I remember it was near 10:45am that next morning. Rob was studying next to me, my sister and I were reading our books, my grandmother was on the phone, and my mom was playing a game on her IPAD.
Rob tapped me on the shoulder suddenly and pointed to the screen. Poppy’s stats were low, very low. His heartbeat was slowing down and his breathing had lessened.
I got my families attention and we all jumped to Poppy holding his hand, rubbing his head, and whispering through our tears how much we loved him.
And just like that he was gone.
Silently, and in the most peaceful way possible he left us and we knew without a doubt in our minds where he was.
It was just like Poppy to go the way that he did. Silently. Waiting for everyone to be busy with something else and then sneaking away like only Poppy could. It was him.
The next hours were full of sadness.
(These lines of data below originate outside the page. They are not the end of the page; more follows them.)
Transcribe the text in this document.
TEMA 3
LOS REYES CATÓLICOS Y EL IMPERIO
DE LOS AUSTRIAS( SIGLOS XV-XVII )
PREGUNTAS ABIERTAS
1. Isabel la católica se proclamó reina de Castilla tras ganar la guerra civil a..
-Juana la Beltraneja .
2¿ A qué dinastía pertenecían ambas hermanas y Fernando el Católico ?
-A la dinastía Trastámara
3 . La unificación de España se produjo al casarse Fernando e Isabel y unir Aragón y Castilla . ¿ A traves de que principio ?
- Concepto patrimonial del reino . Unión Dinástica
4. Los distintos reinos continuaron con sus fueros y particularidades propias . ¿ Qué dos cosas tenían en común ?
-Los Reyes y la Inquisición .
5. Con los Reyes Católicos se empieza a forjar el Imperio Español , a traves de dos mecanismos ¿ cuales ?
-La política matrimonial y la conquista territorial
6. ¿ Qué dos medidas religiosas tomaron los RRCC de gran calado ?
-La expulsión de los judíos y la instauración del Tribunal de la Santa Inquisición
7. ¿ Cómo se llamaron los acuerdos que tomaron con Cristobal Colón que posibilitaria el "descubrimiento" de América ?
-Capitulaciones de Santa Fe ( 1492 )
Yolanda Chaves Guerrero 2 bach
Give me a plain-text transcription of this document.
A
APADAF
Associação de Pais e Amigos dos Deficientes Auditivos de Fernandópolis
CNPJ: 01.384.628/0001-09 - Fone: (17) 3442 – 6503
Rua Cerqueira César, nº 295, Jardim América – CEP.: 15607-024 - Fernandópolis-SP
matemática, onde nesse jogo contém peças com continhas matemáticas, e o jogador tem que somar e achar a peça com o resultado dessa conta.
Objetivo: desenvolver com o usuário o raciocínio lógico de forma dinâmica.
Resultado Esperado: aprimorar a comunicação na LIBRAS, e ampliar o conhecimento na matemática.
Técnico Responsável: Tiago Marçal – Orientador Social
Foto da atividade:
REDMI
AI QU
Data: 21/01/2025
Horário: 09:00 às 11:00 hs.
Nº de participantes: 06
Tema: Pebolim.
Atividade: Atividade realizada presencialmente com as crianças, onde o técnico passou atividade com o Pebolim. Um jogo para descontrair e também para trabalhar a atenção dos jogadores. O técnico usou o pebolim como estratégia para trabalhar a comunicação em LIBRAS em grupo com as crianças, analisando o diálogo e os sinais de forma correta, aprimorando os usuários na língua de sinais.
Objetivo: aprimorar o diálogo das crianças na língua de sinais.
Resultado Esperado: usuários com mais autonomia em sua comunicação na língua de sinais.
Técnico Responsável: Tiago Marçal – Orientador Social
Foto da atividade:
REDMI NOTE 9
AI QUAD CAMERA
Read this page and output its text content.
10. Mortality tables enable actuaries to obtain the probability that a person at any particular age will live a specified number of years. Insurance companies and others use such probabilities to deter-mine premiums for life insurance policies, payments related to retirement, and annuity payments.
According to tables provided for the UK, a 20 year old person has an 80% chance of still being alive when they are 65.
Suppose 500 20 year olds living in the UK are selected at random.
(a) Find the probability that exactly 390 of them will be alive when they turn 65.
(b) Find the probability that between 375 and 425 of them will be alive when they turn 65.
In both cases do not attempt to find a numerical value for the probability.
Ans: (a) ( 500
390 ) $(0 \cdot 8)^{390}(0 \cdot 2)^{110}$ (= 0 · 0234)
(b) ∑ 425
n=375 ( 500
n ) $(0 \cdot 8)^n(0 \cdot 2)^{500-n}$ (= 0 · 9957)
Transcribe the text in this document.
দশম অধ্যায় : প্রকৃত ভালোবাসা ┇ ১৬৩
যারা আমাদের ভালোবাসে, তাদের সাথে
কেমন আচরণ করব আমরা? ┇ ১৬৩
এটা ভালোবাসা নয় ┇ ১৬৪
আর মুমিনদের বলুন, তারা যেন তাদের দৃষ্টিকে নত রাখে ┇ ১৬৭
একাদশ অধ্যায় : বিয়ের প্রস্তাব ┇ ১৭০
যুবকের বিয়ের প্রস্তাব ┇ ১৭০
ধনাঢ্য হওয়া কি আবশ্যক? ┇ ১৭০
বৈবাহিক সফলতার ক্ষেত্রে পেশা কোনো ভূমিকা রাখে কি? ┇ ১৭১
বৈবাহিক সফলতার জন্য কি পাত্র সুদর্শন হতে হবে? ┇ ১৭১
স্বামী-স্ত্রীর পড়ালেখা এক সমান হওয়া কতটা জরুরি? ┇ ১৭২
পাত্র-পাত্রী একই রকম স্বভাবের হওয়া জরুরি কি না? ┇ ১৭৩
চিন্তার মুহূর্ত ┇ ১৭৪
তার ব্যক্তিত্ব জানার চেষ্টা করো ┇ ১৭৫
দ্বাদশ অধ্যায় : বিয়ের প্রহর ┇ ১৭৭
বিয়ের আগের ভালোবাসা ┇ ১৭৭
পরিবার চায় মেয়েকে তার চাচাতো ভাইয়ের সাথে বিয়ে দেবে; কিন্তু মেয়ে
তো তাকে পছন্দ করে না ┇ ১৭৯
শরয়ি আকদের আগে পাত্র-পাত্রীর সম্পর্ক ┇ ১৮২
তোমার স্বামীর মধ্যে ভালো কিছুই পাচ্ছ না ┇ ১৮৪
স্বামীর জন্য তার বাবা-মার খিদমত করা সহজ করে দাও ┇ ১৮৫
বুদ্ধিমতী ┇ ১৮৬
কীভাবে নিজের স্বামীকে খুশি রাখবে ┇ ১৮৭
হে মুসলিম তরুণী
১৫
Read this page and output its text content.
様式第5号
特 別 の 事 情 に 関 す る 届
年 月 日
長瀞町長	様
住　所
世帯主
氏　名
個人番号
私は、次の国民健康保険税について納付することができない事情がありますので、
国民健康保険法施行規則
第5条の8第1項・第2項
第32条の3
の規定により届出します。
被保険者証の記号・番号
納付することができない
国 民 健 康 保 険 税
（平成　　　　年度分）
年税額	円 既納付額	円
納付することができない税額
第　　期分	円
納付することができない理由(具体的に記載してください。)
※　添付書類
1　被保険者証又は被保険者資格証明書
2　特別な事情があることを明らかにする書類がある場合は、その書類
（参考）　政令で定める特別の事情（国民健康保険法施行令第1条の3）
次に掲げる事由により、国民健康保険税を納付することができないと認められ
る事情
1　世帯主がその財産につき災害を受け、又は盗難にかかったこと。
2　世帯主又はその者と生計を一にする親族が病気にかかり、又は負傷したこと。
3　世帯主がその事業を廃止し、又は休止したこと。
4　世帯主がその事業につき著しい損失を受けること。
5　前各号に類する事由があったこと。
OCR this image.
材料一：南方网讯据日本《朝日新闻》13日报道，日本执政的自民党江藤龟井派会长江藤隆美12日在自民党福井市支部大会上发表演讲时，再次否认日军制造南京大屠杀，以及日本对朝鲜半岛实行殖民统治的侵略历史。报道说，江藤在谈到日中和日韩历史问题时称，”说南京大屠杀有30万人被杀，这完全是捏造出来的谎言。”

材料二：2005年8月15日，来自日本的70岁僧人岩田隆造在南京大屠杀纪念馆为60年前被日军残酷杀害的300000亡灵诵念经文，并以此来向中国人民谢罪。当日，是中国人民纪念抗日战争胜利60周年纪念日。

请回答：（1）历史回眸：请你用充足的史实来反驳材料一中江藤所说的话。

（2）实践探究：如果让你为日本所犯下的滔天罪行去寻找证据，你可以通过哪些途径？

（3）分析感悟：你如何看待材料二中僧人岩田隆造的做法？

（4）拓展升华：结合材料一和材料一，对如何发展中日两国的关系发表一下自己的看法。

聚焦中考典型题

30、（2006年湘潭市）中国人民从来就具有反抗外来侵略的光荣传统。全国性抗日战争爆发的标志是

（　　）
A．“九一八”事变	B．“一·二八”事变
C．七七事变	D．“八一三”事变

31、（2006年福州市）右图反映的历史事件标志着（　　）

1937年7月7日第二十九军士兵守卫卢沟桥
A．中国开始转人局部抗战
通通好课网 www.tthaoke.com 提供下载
We sat around him holding onto him, as if we didn’t want to let him go.
I cried a lot
. . . and my husband held me and cried a long with me.
My grandfather was gone.
In all honesty he had been gone on Saturday morning in our minds.
While we held out for hope all week, we knew that on Saturday morning when his heart stopped beating he was already there.
He was there walking the streets of gold.
He was praising the Lord and hugging all of his loved ones that he hadn’t seen in so long.
He was happy, he was joyful, and because of that I know that there may be sadness at the loss of my Poppy, but there is joy.
So. Much. Joy.
Joy in knowing that he is with his Savior happy, with a pain-free body.
He is Home, where he belongs, where he was always meant to be.
My Poppy was not afraid to die.
My Poppy was ready to go home. He was more than ready to be with his Lord.
I have no doubt that when he entered those pearly gates Jesus’ first words were
“Well Done, Good and Faithful Servant. Well Done.”